ドーサ

日が暮れ始めた頃、先日彼女の実家に連れてってくれたチャンダンから
いま町にいるから出て来てとTEL。私は16時になったらお隣に
御呼ばれに行くことになっていたのでそう言うと、自分もじゃあ
そっちに行く、と。え?来るの?
日本だったら、“迷惑”ということをまず考えるけど、インドでは
そういうことはないんだろうか!?もうちょっと喋れるようになったら
ゼヒインド人にとっての“迷惑”を“聞き取り調査”したいと思う。
もしかしたらチャンダンが“迷惑”を知らない世間知らずということも
考えられる。それほどおおっぴらに奔放な人物なのです。


来るな、と断ることができなかった私はチャンダンを伴って
あのー、とお隣に行くと、お母さんが案の定チャンダンも招いてくれた。
すいません、連れてきちゃって。
美味しい家庭料理をもっとゆっくり味わいたかったんだけど
チャンダンが、このあと町のレストランでバースディパーティー
すると言うので、早々と切り上げて町へ出た。あの、満腹なんですが。


そしてチャンダンに、町で薬局を営む彼女の叔父に「私のバースディ
パーティーをするから○○レストランに15分以内に来てください」
と強制的に電話させられた。なんで友人の叔父と一緒に私の誕生日会を
せねばならないのか、ちっともわからないんですけども。
そしてサイクルリキシャに乗り、彼女が道すがら言うには
インドでは、誕生日を迎えた人がパーティーを開き、みんなをもてなすのだ、
パーティーを開いた人がお金を出すのだ、それがインドの慣習なのよ、
と私に言い聞かせた。
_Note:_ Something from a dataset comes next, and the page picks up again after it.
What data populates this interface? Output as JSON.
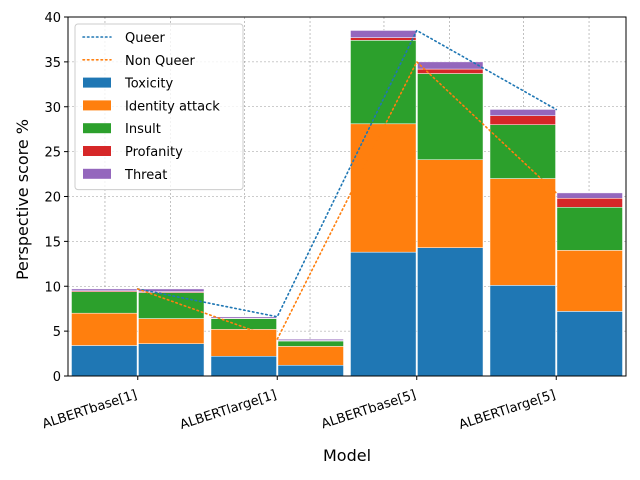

それはなんとなく知ってた。
それでも、今回パーティーをしようと言い出したのはチャンダン、あなただ。


レストランに乗りつけ、まず叔父にTELさせられた。今レストランに
着いたから早く来い、と。チャンダンはケータイを持っていないのです。
何食べる?と言うので正直満腹なんだけど、と言うと、アイスクリームを
注文することに。
アイスを注文した後、さらにハンバーガーが食べたくなったらしく
追加注文。どーぞ。うん。
とそのとき、側のテーブルの客に、大きなドーサ(パリパリのクレープ状に
焼いたものとディップが付いてくる南インドの軽食)が出され
それに触発されてチャンダンがボーイを呼んで、まだ来てなかった
3人分のアイスをさっさとキャンセルしてドーサを注文。
そうこうするうちに叔父到着。


ドーサ。後方に座っているのがチャンダンの叔父。


叔父はなんか落ち着かない、店が忙しいらしい。呼んですいません。
しかも30分前に食事を済ませたのだと。
ええ、私もそうなんですよ、と心の中でつぶやいた。でも言えない。
パーティーに呼んだのは事実上私になっているんで。
1つのベジタブルバーガーをカットしてもらい3人で食べ、
その後出されたドーサをもそもそ食べるも、3人ともお腹空いてないので
食が進まない。そこへ勘定書きを持ってボーイが来て、叔父に向かって
55ルピーと言った。私が出すより早く叔父が出そうとしたので
慌てて制したんだけど結局叔父に出させてしまい、しかも私は財布に
100ルピーより小さいお金を持ち合わせておらず、すぐに返すこともできず。
こういうときどうすればいいんですかね?つくづく人生経験が足りず。
チャンダンを突っつくと何食わぬ顔してるしで。
そして間もなく叔父は退席、店に帰ってしまった。


チャンダンは結局、はなから叔父に持たせるつもりだったらしい、
私のパーティー代。なので好きなもの注文したり勝手にキャンセルしたり
私に電話掛けさせたりしたのだ。私はチャンダンに一杯喰わされたのだ、ほほ。


「国際会議の名議長は、インド人を黙らせ、日本人をしゃべらせることが
できる人物である」という英語のジョークがあるほど、インド人は
よく喋りところ構わず持論を展開し、人を言い負かすのを得意とする国民ですが
ほんとにずけずけと言われ続け、私は内向的なのに加え言葉が不自由なので
いつも撃沈されては立ち直るのを繰り返しています。